誤嚥というと食事中にむせる様子を想像しがちですが、実際は睡眠中など知らず知らずのうちに口の中の細菌が唾液と共に機関や肺に流れ込み、じわじわと肺炎を発症するケースが多くを占めています。

高齢者の肺炎は呼吸不全になりやすいだけでなく、心不全を伴うこともあり早めに発見して治療することが重要です。

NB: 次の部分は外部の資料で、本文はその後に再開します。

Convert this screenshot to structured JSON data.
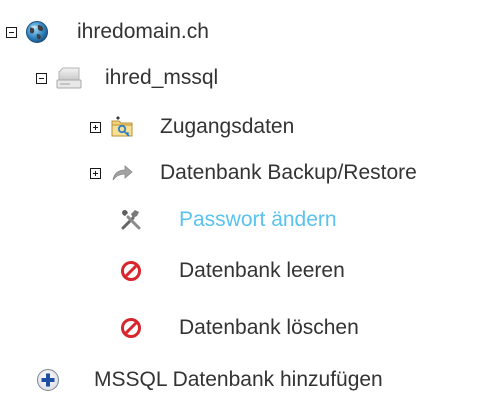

よく見られる症状は、37度台半ばの発熱、呼吸が浅く速い、体がだるい、食欲がないという状態ですので、いつもと違うと感じたら早めに受診するべきです。治療は軽度なら飲み薬が使われ、中等度〜重度の場合は注射薬(点滴)で行われます。

高齢者は症状が軽くても入院になることが多いのですが、適切な抗菌薬治療をすれば炎症は治まり、1~2週間で退院できるようです。

しかし誤嚥性肺炎を発症する人は、元々加齢などによって嚥下機能が低下しているため、肺炎の治療後も誤嚥を繰り返します。そのため栄養管理やリハビリで嚥下機能を維持することが重要です。

高齢者が誤嚥性肺炎で入院すると安静が指示され、食事をやめて腕からの点滴で栄養を補給することが多いようです。寝たきりで体を動かさない状態が続くと、筋力はどんどん低下しますし、口から食べなくなると嚥下機能も落ちていきます。

こういったことから、一度誤嚥性肺炎になると寝たきりなる可能性は高いようです。嚥下機能を維持する方法なども書かれていますが、あまりスッキリしたものはなく、結局三度の食事をしっかりとることが基本なのかもしれません。